Find the smallest number which when multiplied by 9 gives the product as 1 followed by a certain number of 7s only.
Aptitude
Number System
Difficulty: Medium
Choose an option
-
A1975
-
B18753
-
C19763
-
D19753
Answer
Correct Answer: 19753
Explanation
### Concept & Logic
We are looking for a multiplier that produces a number of the format $1777\dots7$, which is a multiple of 9. The divisibility rule for 9 dictates that the sum of the digits of a number must be a multiple of 9 for the entire number to be divisible by 9.
### Step-by-Step Solution
- **Calculation / Deduction:** Let the number of 7s be $n$. The sum of the digits is $1 + 7n$.
- Test values for $n$ to find the smallest sum that is a multiple of 9:
- $n = 1$: Sum = $1 + 7 = 8$
- $n = 2$: Sum = $1 + 14 = 15$
- $n = 3$: Sum = $1 + 21 = 22$
- $n = 4$: Sum = $1 + 28 = 29$
- $n = 5$: Sum = $1 + 35 = 36$
- 36 is divisible by 9. Therefore, the smallest valid product requires five 7s, making the number 177777.
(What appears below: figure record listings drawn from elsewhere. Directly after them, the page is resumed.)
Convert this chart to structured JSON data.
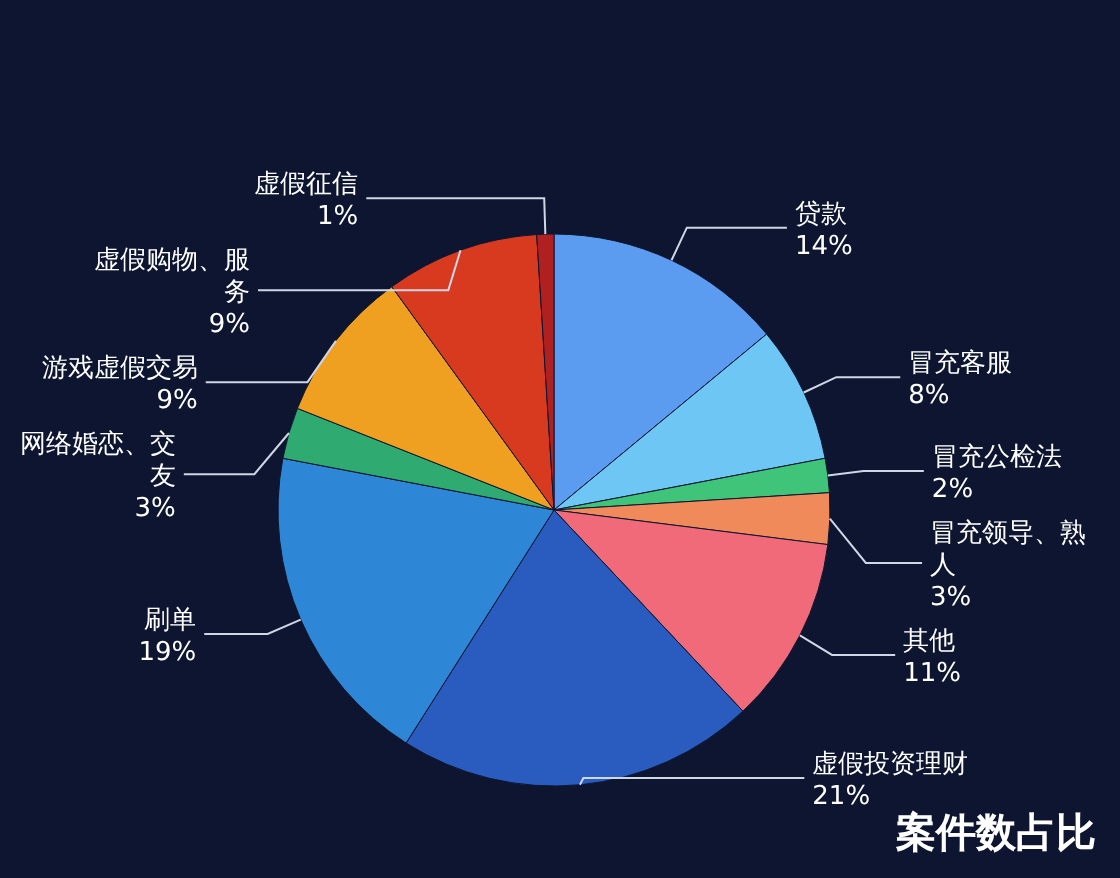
{
  "chart_data": {
    "type": "pie",
    "title": "案件数占比",
    "categories": [
      "贷款",
      "冒充客服",
      "冒充公检法",
      "冒充领导、熟人",
      "其他",
      "虚假投资理财",
      "刷单",
      "网络婚恋、交友",
      "游戏虚假交易",
      "虚假购物、服务",
      "虚假征信"
    ],
    "values": [
      14,
      8,
      2,
      3,
      11,
      21,
      19,
      3,
      9,
      9,
      1
    ],
    "colors": [
      "#5b9bf0",
      "#6ec6f5",
      "#3fc47a",
      "#f08a5a",
      "#f06a7a",
      "#2a5cc0",
      "#2e86d6",
      "#2faa70",
      "#f0a020",
      "#d83a20",
      "#b02020"
    ],
    "value_labels": [
      "14%",
      "8%",
      "2%",
      "3%",
      "11%",
      "21%",
      "19%",
      "3%",
      "9%",
      "9%",
      "1%"
    ]
  }
}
- To find the multiplier (the original number), divide the product by 9:
$$ 177777 \div 9 = 19753 $$
### Exam Strategy & Shortcut
Alternatively, use option elimination. Multiply the given options by 9 and check the last few digits.
$19753 \times 9$: $3 \times 9 = 27$ (ends in 7). $5 \times 9 + 2 = 47$ (ends in 7). This confirms the sequence of 7s without having to find the large target number first.
### Common Pitfall
A frequent error is successfully identifying the target number (177777) but selecting it as the answer (if it were an option). The question asks for the *smallest number which when multiplied*, meaning you must find the multiplier by dividing by 9.
### Final Answer
Therefore, the correct answer is **19753**.